In a linear gaussian world, this makes sense. Unfortunately, our reality is plagued with asymmetries, multimodality, fat tails, and nonlinear responses. One thing freer flows of goods and services are more drastic winner-takes-all circumstances. It might not seem like much of an issue, assuming you have little concern over inequalities per se as I suspect you do not, but it has aggregate consequences. One way you can generate inordinately large responses in dynamic systems is when otherwise weakly related parts start to exhibit coordination. In physics, pressure can do that which is why you need a pressured balloon if you want an explosive pop. In economics, it's shared risk exposure and the adoption of similar strategies and freer flows of goods and services might have something to do with this sort of dynamic, though we don't have the models yet to look into that.
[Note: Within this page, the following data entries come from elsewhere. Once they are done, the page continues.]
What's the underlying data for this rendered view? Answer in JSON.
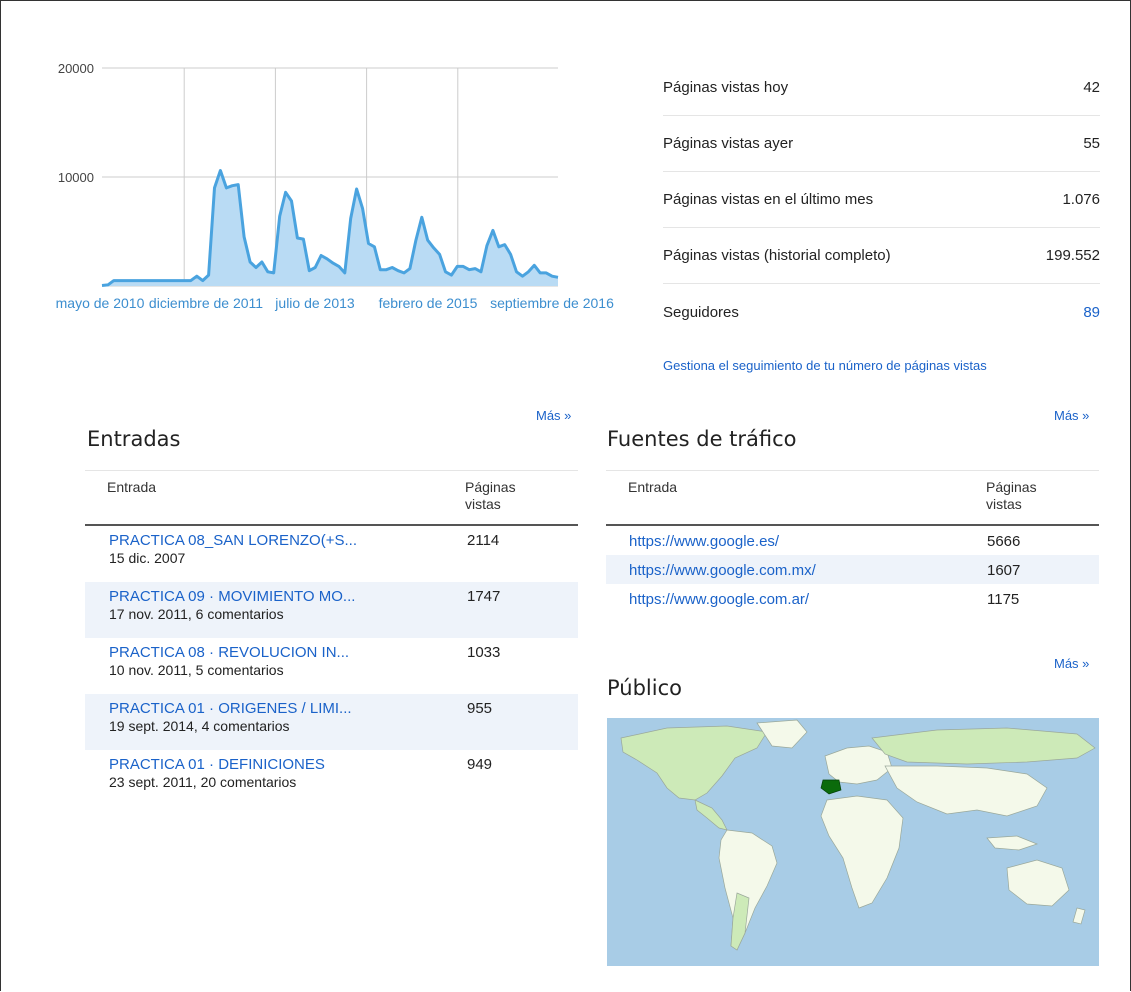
{
  "chart_data": {
    "type": "area",
    "x_labels": [
      "mayo de 2010",
      "diciembre de 2011",
      "julio de 2013",
      "febrero de 2015",
      "septiembre de 2016"
    ],
    "yticks": [
      "20000",
      "10000"
    ],
    "ylim": [
      0,
      20000
    ],
    "grid": true,
    "color": "#4aa3df",
    "fill": "#b9dbf4",
    "values": [
      50,
      100,
      500,
      500,
      500,
      500,
      500,
      500,
      500,
      500,
      500,
      500,
      500,
      500,
      500,
      500,
      900,
      500,
      1000,
      9000,
      10600,
      9000,
      9200,
      9300,
      4500,
      2200,
      1700,
      2200,
      1300,
      1200,
      6400,
      8600,
      7800,
      4400,
      4300,
      1400,
      1700,
      2800,
      2500,
      2100,
      1800,
      1200,
      6200,
      8900,
      7100,
      3900,
      3600,
      1500,
      1500,
      1700,
      1400,
      1200,
      1600,
      4200,
      6300,
      4200,
      3500,
      2900,
      1300,
      1000,
      1800,
      1800,
      1500,
      1600,
      1300,
      3700,
      5100,
      3600,
      3800,
      2900,
      1300,
      900,
      1300,
      1900,
      1200,
      1200,
      900,
      800
    ]
  },
  "stats": {
    "rows": [
      {
        "label": "Páginas vistas hoy",
        "value": "42"
      },
      {
        "label": "Páginas vistas ayer",
        "value": "55"
      },
      {
        "label": "Páginas vistas en el último mes",
        "value": "1.076"
      },
      {
        "label": "Páginas vistas (historial completo)",
        "value": "199.552"
      },
      {
        "label": "Seguidores",
        "value": "89"
      }
    ],
    "manage_link": "Gestiona el seguimiento de tu número de páginas vistas"
  },
  "entradas": {
    "more": "Más »",
    "title": "Entradas",
    "col_entry": "Entrada",
    "col_views": "Páginas vistas",
    "rows": [
      {
        "title": "PRACTICA 08_SAN LORENZO(+S...",
        "meta": "15 dic. 2007",
        "views": "2114"
      },
      {
        "title": "PRACTICA 09 · MOVIMIENTO MO...",
        "meta": "17 nov. 2011, 6 comentarios",
        "views": "1747"
      },
      {
        "title": "PRACTICA 08 · REVOLUCION IN...",
        "meta": "10 nov. 2011, 5 comentarios",
        "views": "1033"
      },
      {
        "title": "PRACTICA 01 · ORIGENES / LIMI...",
        "meta": "19 sept. 2014, 4 comentarios",
        "views": "955"
      },
      {
        "title": "PRACTICA 01 · DEFINICIONES",
        "meta": "23 sept. 2011, 20 comentarios",
        "views": "949"
      }
    ]
  },
  "fuentes": {
    "more": "Más »",
    "title": "Fuentes de tráfico",
    "col_entry": "Entrada",
    "col_views": "Páginas vistas",
    "rows": [
      {
        "url": "https://www.google.es/",
        "views": "5666"
      },
      {
        "url": "https://www.google.com.mx/",
        "views": "1607"
      },
      {
        "url": "https://www.google.com.ar/",
        "views": "1175"
      }
    ]
  },
  "publico": {
    "more": "Más »",
    "title": "Público",
    "colors": {
      "ocean": "#a8cce6",
      "land": "#f4f9ea",
      "light": "#cdeab8",
      "dark": "#0b6b0b",
      "border": "#9aa89a"
    }
  }
}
If you want an example from financial markets, think about the last crisis. Banks made bond-like securities out of mortgage and consumer credit contracts. Many large investment banks and institutional investors had a lot of those securities in their portfolio. There seems to also have been agency problems in the evaluation of people who contracted mortgages, as well as in the evaluation of the risks of the securities whose cash flows derived from payments to those contracts. A large portion of the financial system was exposed to one type of risk -- and possibly more so than they knew. It didn't matter that some people defaulted on their mortgage. One guy defaults because he got laid off. The other had too much credit card debt. They don't all do it at the same time, for the same reasons or at the same point in their mortgage. The real problem is when housing prices went passed a critical point down. Enough people reacted in the same way, at the same time, just as some of the largest investment banks in the world faced exactly the same margin calls and took the same kinds of actions to raise liquidity.
The same comment about Joe and Jane defaulting on their loans can be made about countries: it's the coordination that makes the difference between the small shocks that stop quickly and the small shocks that become very, very large. If you concentrate wealth and integrate markets worldwide, you get in a situation where this kind of story is more likely.